14.7.14

A fome

Trocaram olhares entre grades.

Cada um em sua jaula espiava o olhar do outro em busca de, sem saber, um plano de fuga.

Por um tempo não ousaram falar mas, com os dias passando e a rotina da prisão se assentando nos corpos, foram se aproximando. Dormiam um pouco mais perto, comiam se entreolhando e, às vezes, se sorrindo, sempre com os traços negros tão simétricos das barras de ferro poluindo a visão.

Depois, viviam beirando a grade que separava os dois espaços cúbicos. Mesmo de costas, olhando ou fingindo olhar qualquer coisa na parede de lá, sentiam a presença do outro como a de um gêmeo que se esconde em útero alheio.

E foi num dia sem nada de especial, sem planejamento nem maldade, que se tocaram pelo espaço entre as barras.

Sem saber ao certo como a coisa começou, rápido se abraçavam entre os metais. Um agarre desengonçado e preso que proporcionava um encaixe há muito ansiado. No desconforto da cadeia gelada ficaram vermelhos. Mãos corriam pelas costas, pela pele que suava já e olhos nos olhos tão perto que se olhavam com medo de serem engolidos. Línguas nos dedos e na palma da mão, bocas nos ombros, nos rostos; o encaixe dos quadris e das cinturas e o beijo molhado e suculento de línguas famintas que se acabava na grade e com gosto de ferrugem antes mesmo de começar.

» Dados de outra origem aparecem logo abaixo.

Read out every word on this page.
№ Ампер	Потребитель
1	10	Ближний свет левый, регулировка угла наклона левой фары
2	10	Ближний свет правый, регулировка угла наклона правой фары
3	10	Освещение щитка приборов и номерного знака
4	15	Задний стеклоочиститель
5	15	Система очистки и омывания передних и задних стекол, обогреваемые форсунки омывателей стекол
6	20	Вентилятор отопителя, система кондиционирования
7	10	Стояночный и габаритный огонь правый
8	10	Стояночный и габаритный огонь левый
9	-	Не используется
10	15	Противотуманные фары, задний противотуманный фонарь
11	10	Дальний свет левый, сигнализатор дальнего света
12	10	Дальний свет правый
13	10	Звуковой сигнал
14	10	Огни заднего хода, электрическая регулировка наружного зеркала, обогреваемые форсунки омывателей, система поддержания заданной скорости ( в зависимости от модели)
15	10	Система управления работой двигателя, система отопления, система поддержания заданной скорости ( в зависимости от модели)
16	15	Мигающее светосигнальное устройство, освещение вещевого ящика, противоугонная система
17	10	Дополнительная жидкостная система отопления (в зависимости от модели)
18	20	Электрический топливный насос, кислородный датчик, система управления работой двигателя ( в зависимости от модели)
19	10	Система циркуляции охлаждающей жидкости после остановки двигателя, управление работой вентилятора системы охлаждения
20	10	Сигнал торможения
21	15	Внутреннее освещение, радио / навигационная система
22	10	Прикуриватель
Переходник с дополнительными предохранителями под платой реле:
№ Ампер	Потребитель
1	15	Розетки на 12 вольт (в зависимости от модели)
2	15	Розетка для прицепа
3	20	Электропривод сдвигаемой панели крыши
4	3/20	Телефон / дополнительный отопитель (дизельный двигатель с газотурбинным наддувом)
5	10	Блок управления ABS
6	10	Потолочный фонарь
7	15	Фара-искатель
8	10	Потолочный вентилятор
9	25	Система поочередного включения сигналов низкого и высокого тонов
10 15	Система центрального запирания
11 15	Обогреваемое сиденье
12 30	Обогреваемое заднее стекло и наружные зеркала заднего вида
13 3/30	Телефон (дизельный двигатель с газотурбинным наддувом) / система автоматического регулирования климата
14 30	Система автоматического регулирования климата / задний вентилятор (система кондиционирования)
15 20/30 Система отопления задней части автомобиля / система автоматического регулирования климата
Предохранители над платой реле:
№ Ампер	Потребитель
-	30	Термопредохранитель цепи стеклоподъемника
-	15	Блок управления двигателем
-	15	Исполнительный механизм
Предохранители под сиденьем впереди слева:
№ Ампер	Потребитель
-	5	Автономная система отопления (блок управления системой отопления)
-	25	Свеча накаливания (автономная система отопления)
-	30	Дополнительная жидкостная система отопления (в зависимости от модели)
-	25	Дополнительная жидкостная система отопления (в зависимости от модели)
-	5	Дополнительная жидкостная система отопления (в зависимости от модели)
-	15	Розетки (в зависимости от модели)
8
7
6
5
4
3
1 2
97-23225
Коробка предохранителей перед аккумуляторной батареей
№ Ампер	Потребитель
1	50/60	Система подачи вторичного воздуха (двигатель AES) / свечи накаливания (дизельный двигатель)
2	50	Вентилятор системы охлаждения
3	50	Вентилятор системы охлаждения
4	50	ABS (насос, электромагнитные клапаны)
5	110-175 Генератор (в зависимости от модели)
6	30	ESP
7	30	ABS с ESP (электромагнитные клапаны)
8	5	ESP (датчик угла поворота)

Ficaram assim por horas, com a grelha de ferro aprisionada entre um abraço de tesão puro. Choraram juntos sem se soltar. Trovejaram hipócritas contra a prisão que lhes impedia de amar – sem querer notar que não havia cárcere nem carcereiro: a chave estava bem ali, uma metade escondida em cada uma das bocas que se recusavam a juntar.